USE OF REPEATED MEASUREMENTS IN REGRESSION-ANALYSIS WITH DICHOTOMOUS RESPONSES

Although many medical follow up studies provide for repeated measurements of patient characteristics at regular intervals, usual methods of analyzing these data typically make use of only one measurement of each characteristic in any single model. For example, regression models for predicting death or other morbid events often use either the first or the most recent measurement of each characteristic. This results from the requirement in standard regression models that the number of independent variables must be constant over the set of individuals and period of observation. In this paper, however, a method is proposed for including these accumulating measurements in the regression analysis as they become available.

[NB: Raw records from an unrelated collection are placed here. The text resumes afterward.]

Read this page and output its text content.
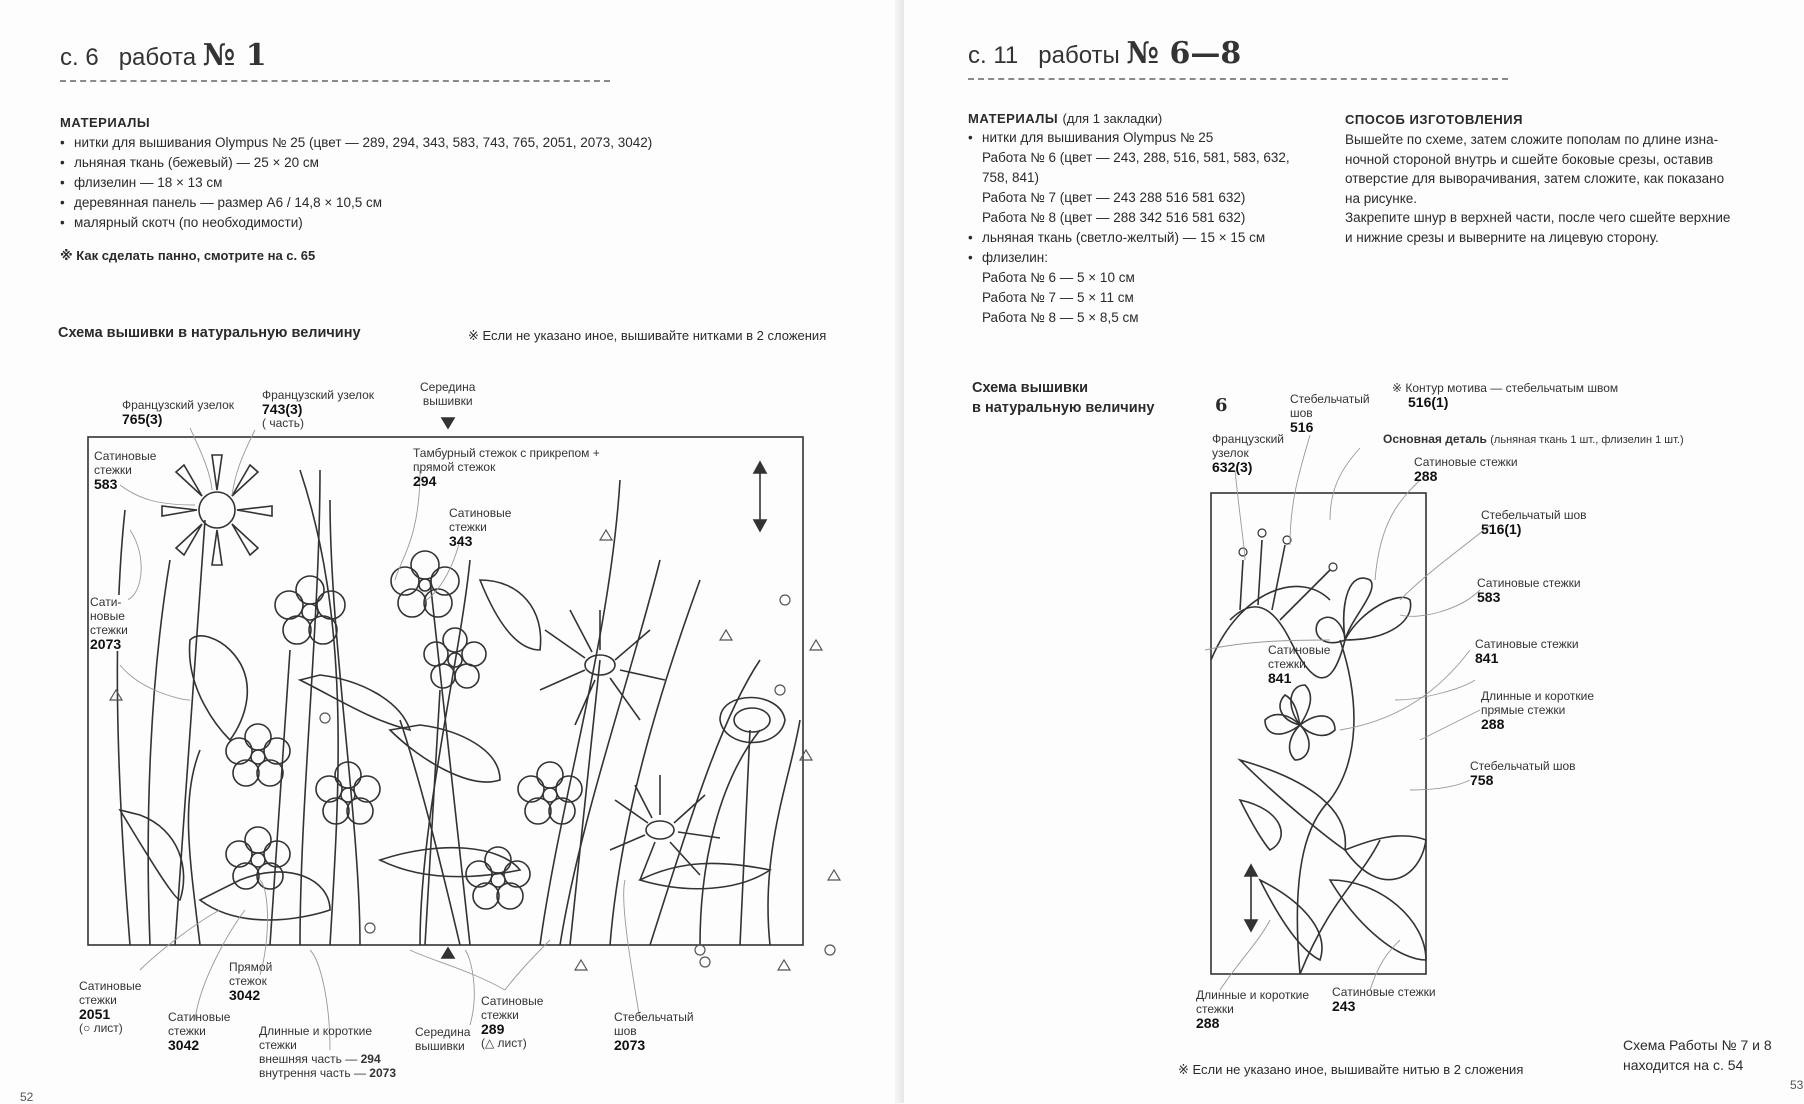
с. 6 работа № 1
МАТЕРИАЛЫ
• нитки для вышивания Olympus № 25 (цвет — 289, 294, 343, 583, 743, 765, 2051, 2073, 3042)
• льняная ткань (бежевый) — 25 × 20 см
• флизелин — 18 × 13 см
• деревянная панель — размер А6 / 14,8 × 10,5 см
• малярный скотч (по необходимости)
※ Как сделать панно, смотрите на с. 65
Схема вышивки в натуральную величину	※ Если не указано иное, вышивайте нитками в 2 сложения
Французский узелок
765(3)
Французский узелок
743(3)
( часть)
Середина
вышивки
Тамбурный стежок с прикрепом +
прямой стежок
294
Сатиновые
стежки
583
Сатиновые
стежки
343
Сати-
новые
стежки
2073
Сатиновые
стежки
2051
(○ лист)
Сатиновые
стежки
3042
Прямой
стежок
3042
Длинные и короткие
стежки
внешняя часть — 294
внутрення часть — 2073
Середина
вышивки
Сатиновые
стежки
289
(△ лист)
Стебельчатый
шов
2073
52
с. 11 работы № 6—8
МАТЕРИАЛЫ (для 1 закладки)
• нитки для вышивания Olympus № 25
Работа № 6 (цвет — 243, 288, 516, 581, 583, 632,
758, 841)
Работа № 7 (цвет — 243 288 516 581 632)
Работа № 8 (цвет — 288 342 516 581 632)
• льняная ткань (светло-желтый) — 15 × 15 см
• флизелин:
Работа № 6 — 5 × 10 см
Работа № 7 — 5 × 11 см
Работа № 8 — 5 × 8,5 см
СПОСОБ ИЗГОТОВЛЕНИЯ
Вышейте по схеме, затем сложите пополам по длине изна-
ночной стороной внутрь и сшейте боковые срезы, оставив
отверстие для выворачивания, затем сложите, как показано
на рисунке.
Закрепите шнур в верхней части, после чего сшейте верхние
и нижние срезы и выверните на лицевую сторону.
Схема вышивки
в натуральную величину	6	Стебельчатый
шов
516
※ Контур мотива — стебельчатым швом
516(1)
Французский
узелок
632(3)
Основная деталь (льняная ткань 1 шт., флизелин 1 шт.)
Сатиновые стежки
288
Стебельчатый шов
516(1)
Сатиновые стежки
583
Сатиновые стежки
841
Сатиновые
стежки
841
Длинные и короткие
прямые стежки
288
Стебельчатый шов
758
Длинные и короткие
стежки
288
Сатиновые стежки
243
※ Если не указано иное, вышивайте нитью в 2 сложения
Схема Работы № 7 и 8
находится на с. 54
53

The method is used to relate the occurrence of Cardiovascular Disease (CVD) to the levels of repeated measurements of serum cholesterol (SC) for participants in the Framingham Heart Study (Kannel 1976). Hierarchical models are described in which an analysis using only the most recent SC can be tested against an analysis using only the first measurement or using all available measurements. For the Framingham data, models available in the more general setting give significantly better fit than the usual models. Further, in contrast with usual practice, the first (baseline) measurement of SC is found to be more predictive than the most recent measurement. Although the regression methodology described is directly applicable to other problems with regularly repeated measurements and dichotomous response, the set of hierarchical models considered will be specific to the problem under study.